Women model (Figure 4): Quarter was the only predictor of ICPC on arrival. The model performed a single split. For arrivals on Q3/16, Q2/17, Q3/17, Q4/17 (node 3, n=133) the most frequent class of diseases was A (34.6%) followed by Other (27.1%). Regarding the other quarters (node 2, n=237), the most frequent classes were S (33.8%) and Other (25.3%). No observations were detected from East, Middle East and NA.
3.3 Third Tree
Men model (Figure 5): The model yielded to a segmentation into 4 leaves. The strongest associated predictor was Quarter, with a split between 2017, Q2/18 (node 2) and the remaining quarters. For the last subgroup (node 7, n=4656) the likelihood of developing a disease during the stay was very low (5.7%). Quarter provided further splits in the first subgroup: Q1/17, Q/2/17 (node 3) and Q3/17, Q4/17, Q2/18 (node 6, n=1406, 22.8%). The former subgroup has been split again according to the variable Area of Origin, determining two terminal nodes: the sample from C.-S. Africa, Horn of Africa and Northern Africa had a probability of 17.8% of developing a disease (node 4, n=208), whereas for arrivals from East, Middle East and Sub-Saharan Africa the prevalence was greater (node 5, n=1781, 36.4%).

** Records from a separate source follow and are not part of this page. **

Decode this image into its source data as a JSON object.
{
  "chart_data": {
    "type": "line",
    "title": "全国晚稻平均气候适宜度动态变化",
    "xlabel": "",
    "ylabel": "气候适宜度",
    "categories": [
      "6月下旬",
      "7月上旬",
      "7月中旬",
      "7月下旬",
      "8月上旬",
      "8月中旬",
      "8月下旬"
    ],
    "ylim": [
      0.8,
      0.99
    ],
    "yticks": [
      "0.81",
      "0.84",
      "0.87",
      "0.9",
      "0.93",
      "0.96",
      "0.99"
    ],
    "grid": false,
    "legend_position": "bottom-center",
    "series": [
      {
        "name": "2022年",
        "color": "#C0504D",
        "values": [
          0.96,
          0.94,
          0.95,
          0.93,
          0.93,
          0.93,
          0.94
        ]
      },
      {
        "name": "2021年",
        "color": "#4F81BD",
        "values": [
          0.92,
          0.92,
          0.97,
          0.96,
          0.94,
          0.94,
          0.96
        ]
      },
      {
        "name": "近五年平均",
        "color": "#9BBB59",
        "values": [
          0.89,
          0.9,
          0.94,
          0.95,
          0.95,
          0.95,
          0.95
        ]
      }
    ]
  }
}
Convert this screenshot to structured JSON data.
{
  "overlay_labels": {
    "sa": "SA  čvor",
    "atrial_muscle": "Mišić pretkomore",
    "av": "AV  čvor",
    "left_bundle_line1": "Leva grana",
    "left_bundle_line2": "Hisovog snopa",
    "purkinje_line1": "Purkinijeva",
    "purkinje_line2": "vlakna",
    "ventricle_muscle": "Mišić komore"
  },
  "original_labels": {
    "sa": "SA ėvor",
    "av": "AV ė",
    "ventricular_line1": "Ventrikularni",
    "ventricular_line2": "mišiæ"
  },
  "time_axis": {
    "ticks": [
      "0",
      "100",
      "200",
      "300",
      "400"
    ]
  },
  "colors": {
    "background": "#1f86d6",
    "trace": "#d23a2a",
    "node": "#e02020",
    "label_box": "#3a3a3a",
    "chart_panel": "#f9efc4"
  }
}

Women model (Figure 6): The splitting procedure resulted in 5 leaves and Quarter as the strongest predictor. The lowest probability (5.1%) is observed for Q3/16 subgroup (node 6, n=408). In the remaining 2016 quarter the likelihood for women of age 35 and more was 36.1% (node 9, n=36) while for the other age groups node 8 determined a probability equal to 11.9% (node 8, n=706). In 2017 and 2018, a 50.9% likelihood was found for the Sub-Saharan area (node 4, n=491), 30.1% for the other areas (node 3, n=153).
3.4 Fourth Tree
Men model (Figure 7): The algorithm generated a tree with 4 terminal nodes, in which the strongest predictor resulted to be Area of Origin. The Horn of Africa is split from the other areas, and this subgroup (node 7, n=106) determined a probability of 32.1% to develop a type S disease, while probabilities for other classes were lower. From other areas, the subgroup that arrived during Q3/16, Q2/17, Q3/17, Q4/17, Q1/18 (node 6, n=639) had A as the most frequent class (28.2%). For other quarters, a further split was performed according to the areas of origin: for arrivals from the Middle East (node 5, n=65) over half later diseases were of type R (58.5%). For the remaining areas (node 4, n=432) the most frequent class was R as well (32.2%), with all other classes around 17%.
Women model (Figure 8): In the last model, the only associated variable (Quarter) carried out a single split generating two terminal nodes. For Q3/16, Q4/17, Q2/18 (node 3, n=54) the most frequent class was D (40.7%), followed by class Other (24.1%), A (18.5%), R (11.1%) and S (5.6%). In node 2 (n=355) class Other had the highest probability (30.1%) (R=23.1%, A=17.7%, D=16.6%, S=12.4%).
Trees results were consistent with the logistic models (supplementary material).